Summary: Dist-geo-rep : geo-rep failed to sync few file to 2 slaves in fanout setup, if geo-rep was stopped and started during creation of files
Product: [Red Hat Storage] Red Hat Gluster Storage Reporter: Vijaykumar Koppad <vkoppad>
Component: geo-replicationAssignee: Bug Updates Notification Mailing List <rhs-bugs>
Status: CLOSED EOL QA Contact: storage-qa-internal <storage-qa-internal>
Severity: high Docs Contact:
Priority: medium    
Version: 2.1CC: avishwan, chrisw, csaba, david.macdonald, rhs-bugs, vagarwal
Target Milestone: ---   
Target Release: ---   
Hardware: x86_64   
OS: Linux   
Whiteboard: fanout, consistency
Fixed In Version: Doc Type: Bug Fix
Doc Text:
Story Points: ---
Clone Of: Environment:
Last Closed: Type: Bug
Regression: --- Mount Type: ---
Documentation: --- CRM:
Verified Versions: Category: ---
oVirt Team: --- RHEL 7.3 requirements from Atomic Host:
Cloudforms Team: --- Target Upstream Version:
Embargoed:

Description Vijaykumar Koppad 2013-08-13 14:38:49 UTC
Description of problem: Geo-rep failed to sync few files to 2 slaves in a fanout setup of 1-4 , if the geo-rep was stopped and started during creation of files on the master. If you check  files on master which was missed on one of the slaves, those files didn't have entry in any of the files in .processed directory. and gfid of the missed files didn't entries in xsync changelogs too.  

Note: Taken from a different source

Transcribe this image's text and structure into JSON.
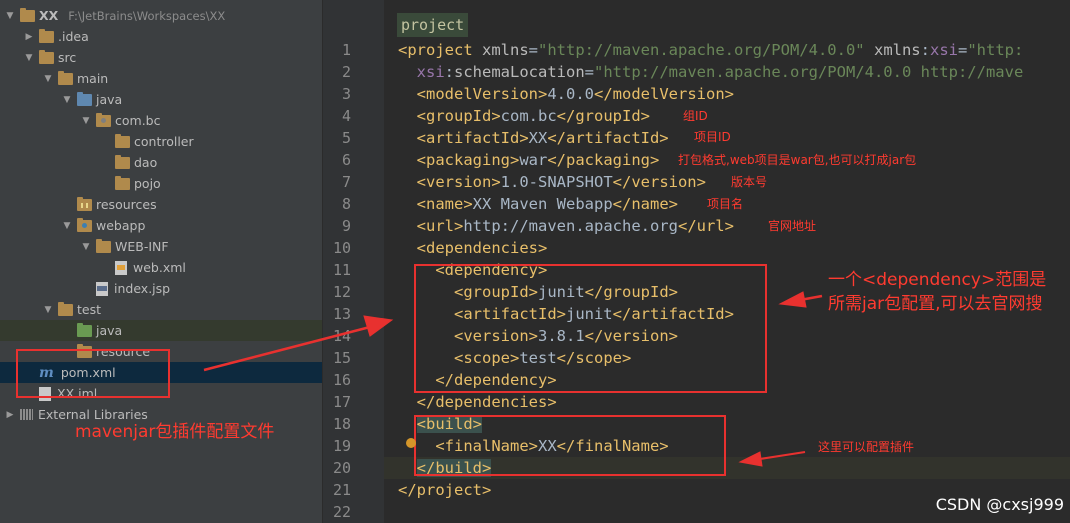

geo-rep logs had few logs like 

>>>>>>>>>>>>>>>>>>>>>>>>>>>>>>>>>>>>>>>>>>>>>>>>>>>>>>>>>>>>>>>>>>>>>>>>>>>>
[2013-08-13 19:07:41.158914] W [master(/bricks/brick1):682:regjob] <top>: Rsync: .gfid/8586c8db-d73f-44fe-8071-cbeeaceccae7 [errcode: 23]
[2013-08-13 19:07:41.159651] W [master(/bricks/brick1):682:regjob] <top>: Rsync: .gfid/7201d1d8-7db2-4e53-b4a8-2921dfcd2a68 [errcode: 23]
[2013-08-13 19:07:41.160497] W [master(/bricks/brick1):682:regjob] <top>: Rsync: .gfid/3802bb86-8ef2-4219-8b67-95401e05b18d [errcode: 23]
[2013-08-13 19:07:41.161576] W [master(/bricks/brick1):682:regjob] <top>: Rsync: .gfid/ab5e2c00-97e0-441c-9527-1b349e0ee2d1 [errcode: 23]
[2013-08-13 19:07:41.162667] W [master(/bricks/brick1):682:regjob] <top>: Rsync: .gfid/c3b0cfbf-c047-4b4b-bcc9-af5444543f01 [errcode: 23]
[2013-08-13 19:07:41.163490] W [master(/bricks/brick1):682:regjob] <top>: Rsync: .gfid/88e5ccd9-a4f0-4494-b508-647750ac1e38 [errcode: 23]
[2013-08-13 19:07:41.164549] W [master(/bricks/brick1):809:process] _GMaster: incomplete sync, retrying changelog: /var/run/gluster/master/ssh%3A%2F%2Froot%4010.70.43.25%3Agluster%3A%2F%2F127.0.0.1%3Aslave_red/bd42ad17ef8864d51407b1c6478f5dc6/xsync/XSYNC-CHANGELOG.1376401016
[2013-08-13 19:07:53.364371] I [master(/bricks/brick1):343:crawlwrap] _GMaster: crawl interval: 3 seconds
[2013-08-13 19:07:53.412727] I [master(/bricks/brick1):366:crawlwrap] _GMaster: new master is 83083efa-4172-4da8-9c27-26900b1aaf6b
[2013-08-13 19:07:53.413120] I [master(/bricks/brick1):370:crawlwrap] _GMaster: primary master with volume id 83083efa-4172-4da8-9c27-26900b1aaf6b ...
[2013-08-13 19:07:53.836635] I [monitor(monitor):81:set_state] Monitor: new state: Stable
[2013-08-13 19:08:54.558949] I [master(/bricks/brick1):356:crawlwrap] _GMaster: 11 crawls, 5 turns
[2013-08-13 19:09:54.797264] I [master(/bricks/brick1):356:crawlwrap] _GMaster: 20 crawls, 0 turns

>>>>>>>>>>>>>>>>>>>>>>>>>>>>>>>>>>>>>>>>>>>>>>>>>>>>>>>>>>>>>>>>>>>>>>>>>>>> 

Version-Release number of selected component (if applicable):glusterfs-3.4.0.18rhs-1.el6rhs.x86_64


How reproducible:Happens everytime 


Steps to Reproduce:
1.create and start master(dist-rep) and 4 slave volumes(2 dist-rep and 2 dist) 
2.Create and start geo-rep between master and all 4 slaves.
3.start creating files on master, while creating files on master stop and start all the geo-rep sessions
4. let it sync to slaves 

Actual results:geo-rep fails to sync few  files to few slaves  


Expected results:It shouldn't miss any files


Additional info:

Comment 3 Aravinda VK 2015-11-25 08:50:57 UTC
Closing this bug since RHGS 2.1 release reached EOL. Required bugs are cloned to RHGS 3.1. Please re-open this issue if found again.

Comment 4 Aravinda VK 2015-11-25 08:52:10 UTC
Closing this bug since RHGS 2.1 release reached EOL. Required bugs are cloned to RHGS 3.1. Please re-open this issue if found again.